The others are still talking about Ben and Chloë’s game.

‘So what’s ZoTech’s evil mission?’ Dan asks. ‘Presumably they have one.’

‘Yeah,’ Chloë says. ‘It’s like …’

‘It’s the usual stuff about taking over the world,’ Ben interrupts. ‘ZoTech are this corrupt corporation who control Terra. They’ve developed these dangerous chemical weapons because they want to colonise space, but the weapons programme has unbalanced Terra. ZoTech don’t care about this very much. The natural resources on Terra are pretty much spent anyway, especially since ZoTech started mining for the Lost Elements and using them in their weapons technology …’

‘What are the Lost Elements?’ Hiro asks.

‘Fire, water, air, electricity, ice, earth, dreams, spirit and magic,’ Chloë says, in her gentle voice. ‘The story goes that humans living on Terra abused powers they were given at the dawn of time and as a result these powers have been taken away or hidden. Magic was the first to go, then spirit. It’s set in the future, obviously, and by this time all the natural elements are gone, too: ice, fire and air and so on. The game is called
The Sphere
because Terra has basically become just that: a central sphere and various interconnected bubbles in which people live and work. The Spheres are powered by dreams. Although the ability to dream was lost by humans a
long time ago, one ancient mutant tribe still has the power. No one in Terra particularly cares that this tribe, the Maki, was captured by ZoTech long ago, and that its members are now bred like farm animals and forced into perpetual sleep, drugged in such a way that their dreams become even more powerful. This dream power is harnessed, and used as fuel for the spheres. When the lights flicker in the spheres, you know that one of the Maki has died, or woken up. If a Maki wakes up, he or she usually dies from the shock anyway, and the lights flicker even more.’

‘How does the game start?’ Dan asks.

‘One of the Maki has escaped,’ Chloë says. ‘He has been dreaming of this beautiful girl all his life, and at first, his mission is to escape from the Maki Dream Lab and find her. Of course, it turns out that the destiny of the escaped Maki and the girl from his dreams are intertwined. When he finds her, and she hears what has happened to him, they join forces to fight against ZoTech, using his special dream powers, and her magical healing powers. They meet more comrades along the way but I won’t say any more in case I spoil it …’

‘Is it pretty linear?’ asks Dan. ‘Or do you get to do your own stuff in the game-world?

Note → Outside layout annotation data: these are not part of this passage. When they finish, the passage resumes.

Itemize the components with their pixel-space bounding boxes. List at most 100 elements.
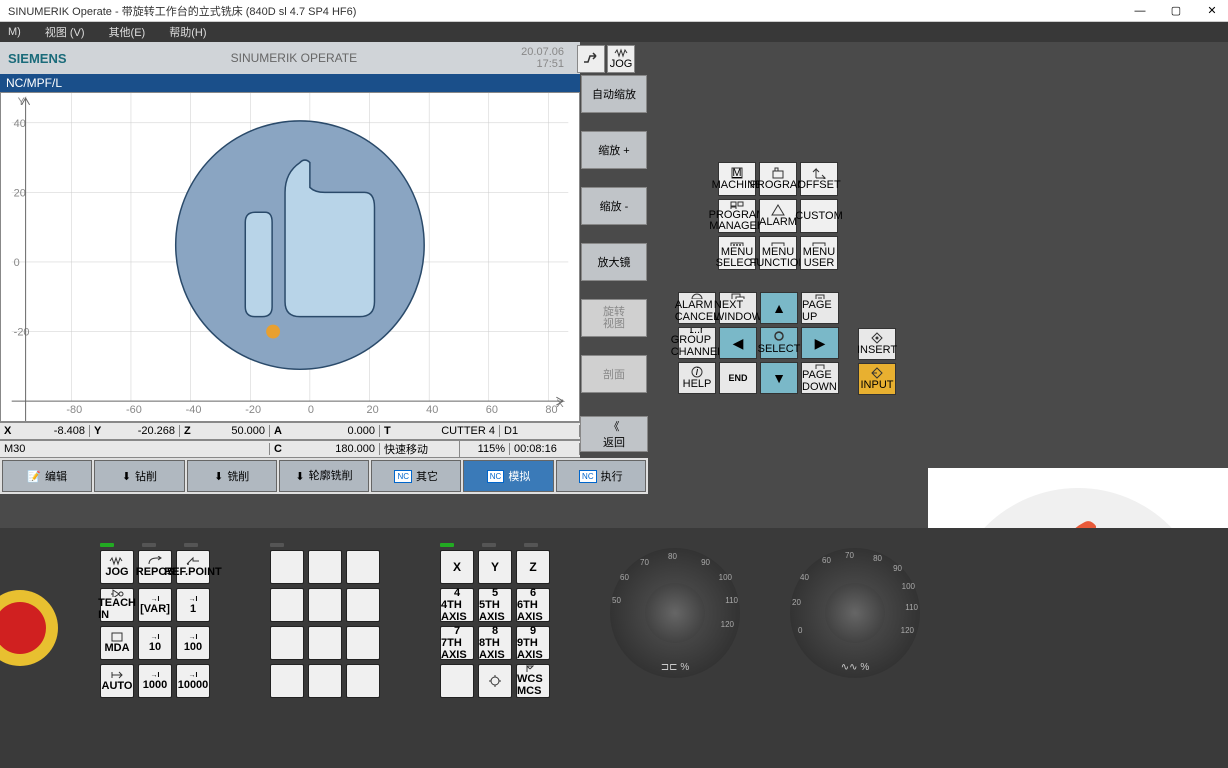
feed-override-dial[interactable]: ⊐⊏ % 50 60 70 80 90 100 110 120 xyxy=(610,548,740,678)
key-blank[interactable] xyxy=(308,550,342,584)
key-axis-y[interactable]: Y xyxy=(478,550,512,584)
key-axis-5[interactable]: 55TH AXIS xyxy=(478,588,512,622)
action-mill[interactable]: ⬇铣削 xyxy=(187,460,277,492)
key-offset[interactable]: OFFSET xyxy=(800,162,838,196)
coord-row-1: X-8.408 Y-20.268 Z50.000 A0.000 TCUTTER … xyxy=(0,422,580,440)
spindle-override-dial[interactable]: ∿∿ % 0 20 40 60 70 80 90 100 110 120 xyxy=(790,548,920,678)
close-icon[interactable]: ✕ xyxy=(1204,3,1220,19)
window-title: SINUMERIK Operate - 带旋转工作台的立式铣床 (840D sl… xyxy=(8,3,356,19)
arrow-right-icon: ▶ xyxy=(815,335,826,352)
key-program[interactable]: PROGRAM xyxy=(759,162,797,196)
mill-icon: ⬇ xyxy=(214,470,223,483)
key-axis-9[interactable]: 99TH AXIS xyxy=(516,626,550,660)
menu-m[interactable]: M) xyxy=(4,26,25,38)
action-simulate[interactable]: NC模拟 xyxy=(463,460,553,492)
key-wcs-mcs[interactable]: WCS MCS xyxy=(516,664,550,698)
svg-text:-40: -40 xyxy=(186,404,202,416)
key-inc1[interactable]: →I1 xyxy=(176,588,210,622)
action-contour[interactable]: ⬇轮廓铣削 xyxy=(279,460,369,492)
key-menu-function[interactable]: MENU FUNCTION xyxy=(759,236,797,270)
key-axis-6[interactable]: 66TH AXIS xyxy=(516,588,550,622)
key-inc10[interactable]: →I10 xyxy=(138,626,172,660)
key-inc10000[interactable]: →I10000 xyxy=(176,664,210,698)
key-arrow-up[interactable]: ▲ xyxy=(760,292,798,324)
key-blank[interactable] xyxy=(440,664,474,698)
key-blank[interactable] xyxy=(308,664,342,698)
bottom-softkeys: 📝编辑 ⬇钻削 ⬇铣削 ⬇轮廓铣削 NC其它 NC模拟 NC执行 xyxy=(0,458,648,494)
side-btn-magnify[interactable]: 放大镜 xyxy=(581,243,647,281)
svg-text:M: M xyxy=(732,167,741,179)
key-inc100[interactable]: →I100 xyxy=(176,626,210,660)
key-axis-x[interactable]: X xyxy=(440,550,474,584)
key-insert[interactable]: INSERT xyxy=(858,328,896,360)
side-btn-zoomin[interactable]: 缩放 + xyxy=(581,131,647,169)
key-blank[interactable] xyxy=(346,588,380,622)
key-teachin[interactable]: TEACH IN xyxy=(100,588,134,622)
key-alarm[interactable]: ALARM xyxy=(759,199,797,233)
key-axis-4[interactable]: 44TH AXIS xyxy=(440,588,474,622)
key-axis-8[interactable]: 88TH AXIS xyxy=(478,626,512,660)
key-page-up[interactable]: PAGE UP xyxy=(801,292,839,324)
key-blank[interactable] xyxy=(308,626,342,660)
key-help[interactable]: iHELP xyxy=(678,362,716,394)
header-datetime: 20.07.06 17:51 xyxy=(521,46,564,70)
svg-text:-20: -20 xyxy=(245,404,261,416)
key-auto[interactable]: AUTO xyxy=(100,664,134,698)
key-input[interactable]: INPUT xyxy=(858,363,896,395)
drill-icon: ⬇ xyxy=(122,470,131,483)
channel-icon[interactable] xyxy=(577,45,605,73)
navigation-keys: ALARM CANCEL NEXT WINDOW ▲ PAGE UP 1..nG… xyxy=(678,292,839,394)
key-arrow-left[interactable]: ◀ xyxy=(719,327,757,359)
key-group-channel[interactable]: 1..nGROUP CHANNEL xyxy=(678,327,716,359)
key-blank[interactable] xyxy=(270,588,304,622)
menubar: M) 视图 (V) 其他(E) 帮助(H) xyxy=(0,22,1228,42)
key-blank[interactable] xyxy=(270,550,304,584)
key-blank[interactable] xyxy=(308,588,342,622)
key-blank[interactable] xyxy=(478,664,512,698)
side-btn-zoomout[interactable]: 缩放 - xyxy=(581,187,647,225)
key-page-down[interactable]: PAGE DOWN xyxy=(801,362,839,394)
key-menu-user[interactable]: MENU USER xyxy=(800,236,838,270)
svg-text:40: 40 xyxy=(426,404,438,416)
key-next-window[interactable]: NEXT WINDOW xyxy=(719,292,757,324)
key-end[interactable]: END xyxy=(719,362,757,394)
key-custom[interactable]: CUSTOM xyxy=(800,199,838,233)
key-select[interactable]: SELECT xyxy=(760,327,798,359)
emergency-stop[interactable] xyxy=(0,588,60,668)
key-program-manager[interactable]: PROGRAM MANAGER xyxy=(718,199,756,233)
key-refpoint[interactable]: REF.POINT xyxy=(176,550,210,584)
key-blank[interactable] xyxy=(270,664,304,698)
side-btn-autozoom[interactable]: 自动缩放 xyxy=(581,75,647,113)
key-alarm-cancel[interactable]: ALARM CANCEL xyxy=(678,292,716,324)
menu-help[interactable]: 帮助(H) xyxy=(165,24,210,40)
maximize-icon[interactable]: ▢ xyxy=(1168,3,1184,19)
back-button[interactable]: 《 返回 xyxy=(580,416,648,452)
minimize-icon[interactable]: — xyxy=(1132,3,1148,19)
key-inc1000[interactable]: →I1000 xyxy=(138,664,172,698)
svg-text:-80: -80 xyxy=(66,404,82,416)
menu-other[interactable]: 其他(E) xyxy=(105,24,150,40)
action-drill[interactable]: ⬇钻削 xyxy=(94,460,184,492)
key-blank[interactable] xyxy=(270,626,304,660)
action-other[interactable]: NC其它 xyxy=(371,460,461,492)
key-blank[interactable] xyxy=(346,664,380,698)
key-var[interactable]: →I[VAR] xyxy=(138,588,172,622)
key-axis-z[interactable]: Z xyxy=(516,550,550,584)
action-edit[interactable]: 📝编辑 xyxy=(2,460,92,492)
key-jog[interactable]: JOG xyxy=(100,550,134,584)
key-axis-7[interactable]: 77TH AXIS xyxy=(440,626,474,660)
svg-text:60: 60 xyxy=(486,404,498,416)
nc-icon: NC xyxy=(487,470,505,483)
menu-view[interactable]: 视图 (V) xyxy=(41,24,89,40)
contour-icon: ⬇ xyxy=(295,470,304,483)
key-arrow-down[interactable]: ▼ xyxy=(760,362,798,394)
key-mda[interactable]: MDA xyxy=(100,626,134,660)
svg-text:0: 0 xyxy=(14,257,20,269)
key-blank[interactable] xyxy=(346,550,380,584)
action-execute[interactable]: NC执行 xyxy=(556,460,646,492)
key-blank[interactable] xyxy=(346,626,380,660)
key-arrow-right[interactable]: ▶ xyxy=(801,327,839,359)
machine-keyboard: JOG REPOS REF.POINT TEACH IN →I[VAR] →I1… xyxy=(0,528,1228,768)
simulation-plot[interactable]: -80-60-40 -20020 406080 40200-20 XY xyxy=(0,92,580,422)
jog-mode-icon[interactable]: JOG xyxy=(607,45,635,73)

Chloë sips her coffee. ‘It’s not as nonlinear as we would have liked,’ she says. ‘It’s all been a bit of a nightmare, to be honest. Marketing people don’t like “nonlinear”. It’s a bit too challenging for them. They don’t want cult. They want mainstream. It’s the same old story.’ She sighs.

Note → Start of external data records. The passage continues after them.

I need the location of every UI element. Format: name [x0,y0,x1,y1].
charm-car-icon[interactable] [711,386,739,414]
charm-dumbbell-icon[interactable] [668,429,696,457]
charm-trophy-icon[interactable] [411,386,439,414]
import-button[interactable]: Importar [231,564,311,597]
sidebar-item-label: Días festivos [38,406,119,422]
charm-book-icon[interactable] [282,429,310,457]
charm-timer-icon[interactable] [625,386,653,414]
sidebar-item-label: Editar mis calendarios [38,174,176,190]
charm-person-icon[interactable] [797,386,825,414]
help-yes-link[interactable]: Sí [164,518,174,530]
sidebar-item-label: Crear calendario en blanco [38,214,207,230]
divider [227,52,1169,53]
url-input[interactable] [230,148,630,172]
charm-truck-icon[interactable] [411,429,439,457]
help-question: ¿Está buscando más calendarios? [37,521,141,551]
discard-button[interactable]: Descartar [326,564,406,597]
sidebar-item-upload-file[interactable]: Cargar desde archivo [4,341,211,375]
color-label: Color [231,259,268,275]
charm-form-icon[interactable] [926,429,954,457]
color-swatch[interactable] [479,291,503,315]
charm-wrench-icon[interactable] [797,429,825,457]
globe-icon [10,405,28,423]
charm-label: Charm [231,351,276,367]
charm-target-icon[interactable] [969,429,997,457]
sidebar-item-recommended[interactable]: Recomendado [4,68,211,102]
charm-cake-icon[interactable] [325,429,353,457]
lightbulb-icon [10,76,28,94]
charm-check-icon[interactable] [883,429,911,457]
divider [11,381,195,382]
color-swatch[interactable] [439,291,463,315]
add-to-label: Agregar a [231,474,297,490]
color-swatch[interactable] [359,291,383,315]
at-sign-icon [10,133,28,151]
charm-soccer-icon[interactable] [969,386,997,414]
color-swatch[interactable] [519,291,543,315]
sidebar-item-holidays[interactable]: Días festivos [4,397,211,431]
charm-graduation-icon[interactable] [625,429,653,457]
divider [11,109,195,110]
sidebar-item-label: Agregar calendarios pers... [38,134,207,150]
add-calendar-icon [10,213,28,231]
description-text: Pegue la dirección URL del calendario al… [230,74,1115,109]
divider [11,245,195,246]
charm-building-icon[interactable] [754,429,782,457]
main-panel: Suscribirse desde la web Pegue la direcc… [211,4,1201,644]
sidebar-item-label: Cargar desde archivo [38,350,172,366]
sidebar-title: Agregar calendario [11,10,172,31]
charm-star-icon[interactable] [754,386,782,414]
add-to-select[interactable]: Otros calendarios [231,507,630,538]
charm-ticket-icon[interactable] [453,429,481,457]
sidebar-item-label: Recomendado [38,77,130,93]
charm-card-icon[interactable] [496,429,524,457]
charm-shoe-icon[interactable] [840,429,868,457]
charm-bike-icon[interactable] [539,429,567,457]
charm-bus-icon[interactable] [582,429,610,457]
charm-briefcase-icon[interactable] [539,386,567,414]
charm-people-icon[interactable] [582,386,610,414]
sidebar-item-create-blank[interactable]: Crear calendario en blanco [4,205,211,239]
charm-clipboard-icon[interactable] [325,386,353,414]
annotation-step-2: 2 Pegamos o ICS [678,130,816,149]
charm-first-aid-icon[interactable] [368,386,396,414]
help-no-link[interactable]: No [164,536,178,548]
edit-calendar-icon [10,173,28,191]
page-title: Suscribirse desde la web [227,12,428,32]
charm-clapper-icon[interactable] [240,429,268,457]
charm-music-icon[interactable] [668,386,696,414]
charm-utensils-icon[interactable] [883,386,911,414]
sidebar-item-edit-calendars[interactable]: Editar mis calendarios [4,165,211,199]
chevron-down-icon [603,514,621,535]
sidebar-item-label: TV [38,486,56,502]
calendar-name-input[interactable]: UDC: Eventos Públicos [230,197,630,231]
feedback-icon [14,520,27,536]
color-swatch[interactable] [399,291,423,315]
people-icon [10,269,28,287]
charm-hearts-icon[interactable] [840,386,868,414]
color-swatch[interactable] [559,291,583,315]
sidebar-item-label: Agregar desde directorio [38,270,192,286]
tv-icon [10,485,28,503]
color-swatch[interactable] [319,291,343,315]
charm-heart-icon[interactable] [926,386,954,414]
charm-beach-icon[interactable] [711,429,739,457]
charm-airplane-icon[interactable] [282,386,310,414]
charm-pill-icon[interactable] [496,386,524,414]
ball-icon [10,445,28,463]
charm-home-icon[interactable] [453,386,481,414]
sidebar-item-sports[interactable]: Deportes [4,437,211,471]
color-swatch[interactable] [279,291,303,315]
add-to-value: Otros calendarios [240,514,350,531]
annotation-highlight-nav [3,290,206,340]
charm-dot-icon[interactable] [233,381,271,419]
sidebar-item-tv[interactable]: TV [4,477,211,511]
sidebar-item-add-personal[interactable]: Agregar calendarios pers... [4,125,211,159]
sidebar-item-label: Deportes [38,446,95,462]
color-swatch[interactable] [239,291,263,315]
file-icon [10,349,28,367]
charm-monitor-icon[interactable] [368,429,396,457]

‘But what about the online games?’ Dan says. ‘You know, EverQuest and Ultima and all that …? They’re nonlinear, aren’t they? I was talking to that guy Kieran yesterday about all the virtual-world research his team are doing. Apparently they have a completely free reign to develop virtual products for these virtual worlds. I mean, PopCo must know that nonlinear environments are where it’s all happening, surely?’